21 febbraio 2012

Il falò delle vanità

Successo degli anni '80, è interessante leggere questo romanzo ad un trentennio di distanza, quando, purtroppo, gli effetti di tutti i problemi del sistema economico sono saliti agli onori della cronaca.
Sherman McCoy è un uomo "di successo": ha una moglie (rinsecchita come detta la moda), una figlia, vende obbligazioni guadagnando un milione di dollari l'anno e vive in una casa da sogno in Park Avenue.
Come nelle migliori parabole, però, è inconsapevolmente infelice. Vive in ufficio, la moglie esprime tutta la vacuità di cui è sotto sotto terrorizzato. Conseguenza più banale: ha l'amante, una giovane italiana sposata ad un 71enne milionario.

Un giorno, andando a prendere la suddetta in aereoporto, viene coinvolto nell'incidente che stravolgerà la sua vita.
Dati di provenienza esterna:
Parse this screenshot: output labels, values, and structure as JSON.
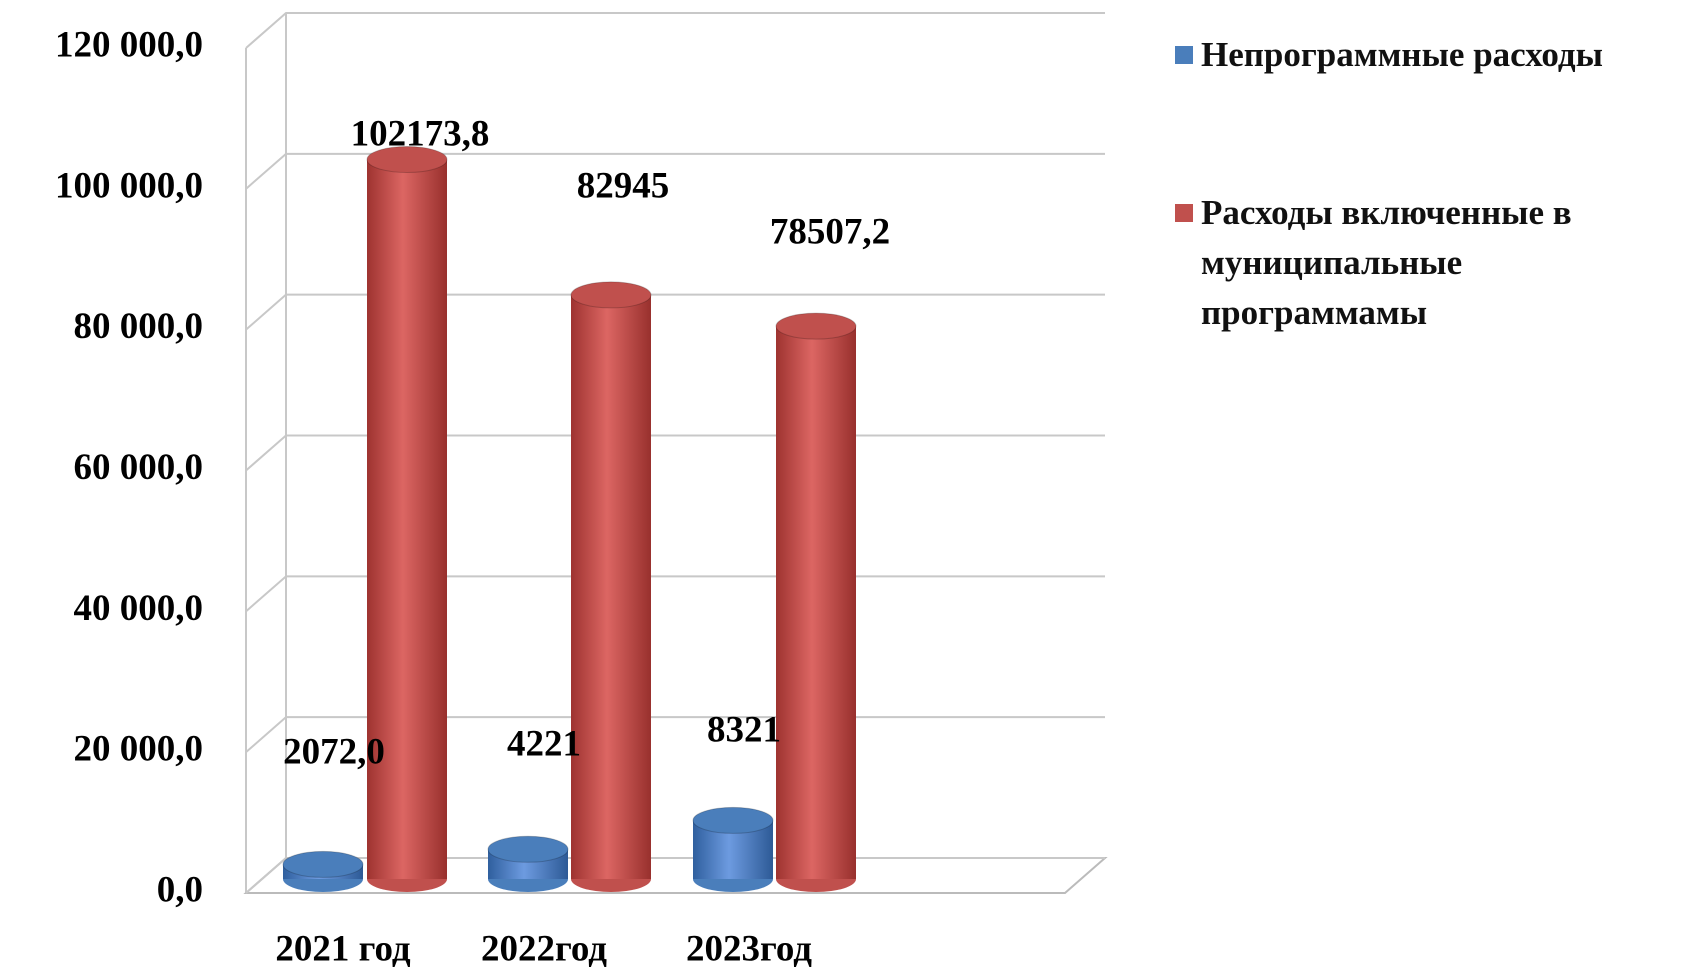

Maria, alla guida per scappare da un probabile tentativo di furto, investe un ragazzo di colore, senza fermarsi a prestare soccorso.
Sherman, abituato ad agire in astratto, a parlare al telefono, a vendere cose immateriali, a misurare il suo successo attraverso speculazioni dettate da cifre al computer, si trova a dover affrontare una situazione reale.
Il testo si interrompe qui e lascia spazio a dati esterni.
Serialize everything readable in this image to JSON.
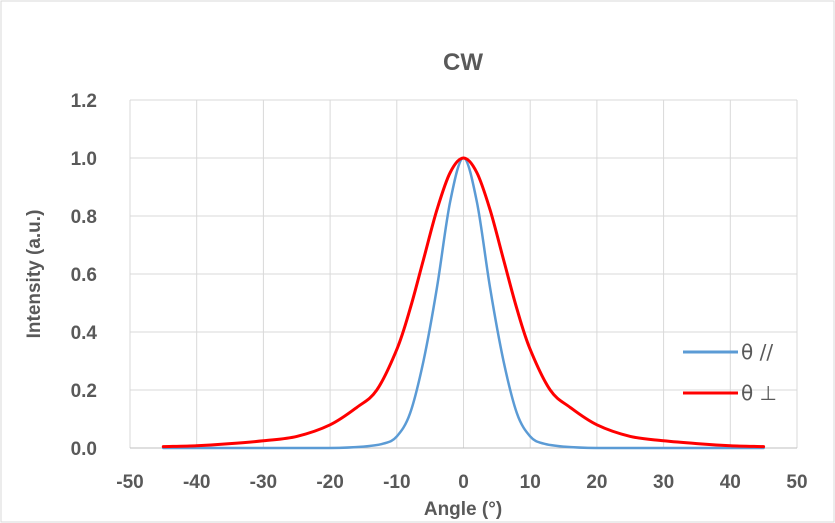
{
  "chart_data": {
    "type": "line",
    "title": "CW",
    "xlabel": "Angle (°)",
    "ylabel": "Intensity (a.u.)",
    "xlim": [
      -50,
      50
    ],
    "ylim": [
      0,
      1.2
    ],
    "x_ticks": [
      "-50",
      "-40",
      "-30",
      "-20",
      "-10",
      "0",
      "10",
      "20",
      "30",
      "40",
      "50"
    ],
    "y_ticks": [
      "0.0",
      "0.2",
      "0.4",
      "0.6",
      "0.8",
      "1.0",
      "1.2"
    ],
    "grid": true,
    "legend_position": "right",
    "series": [
      {
        "name": "θ //",
        "color": "#5B9BD5",
        "x": [
          -45,
          -40,
          -30,
          -20,
          -15,
          -12,
          -10,
          -8,
          -6,
          -4,
          -2,
          0,
          2,
          4,
          6,
          8,
          10,
          12,
          15,
          20,
          30,
          40,
          45
        ],
        "y": [
          0,
          0,
          0,
          0,
          0.005,
          0.015,
          0.04,
          0.12,
          0.3,
          0.55,
          0.85,
          1.0,
          0.85,
          0.55,
          0.3,
          0.12,
          0.04,
          0.015,
          0.005,
          0,
          0,
          0,
          0
        ]
      },
      {
        "name": "θ ⊥",
        "color": "#FF0000",
        "x": [
          -45,
          -40,
          -35,
          -30,
          -25,
          -20,
          -16,
          -13,
          -10,
          -8,
          -6,
          -4,
          -2,
          0,
          2,
          4,
          6,
          8,
          10,
          13,
          16,
          20,
          25,
          30,
          35,
          40,
          45
        ],
        "y": [
          0.005,
          0.008,
          0.015,
          0.025,
          0.04,
          0.08,
          0.14,
          0.2,
          0.34,
          0.48,
          0.65,
          0.82,
          0.95,
          1.0,
          0.95,
          0.82,
          0.65,
          0.48,
          0.34,
          0.2,
          0.14,
          0.08,
          0.04,
          0.025,
          0.015,
          0.008,
          0.005
        ]
      }
    ]
  }
}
Una guerra vera e propria, visto che entrano in gioco interessi di parti opposte e argomenti come il razzismo, il potere dell'opinione pubblica e di chi ha i mezzi per maniporla, gli interessi politici.
I capitoli sulle feste mondane dell'alta società esprimono con grande lucidità l'ossessione per il culto dell'apparire.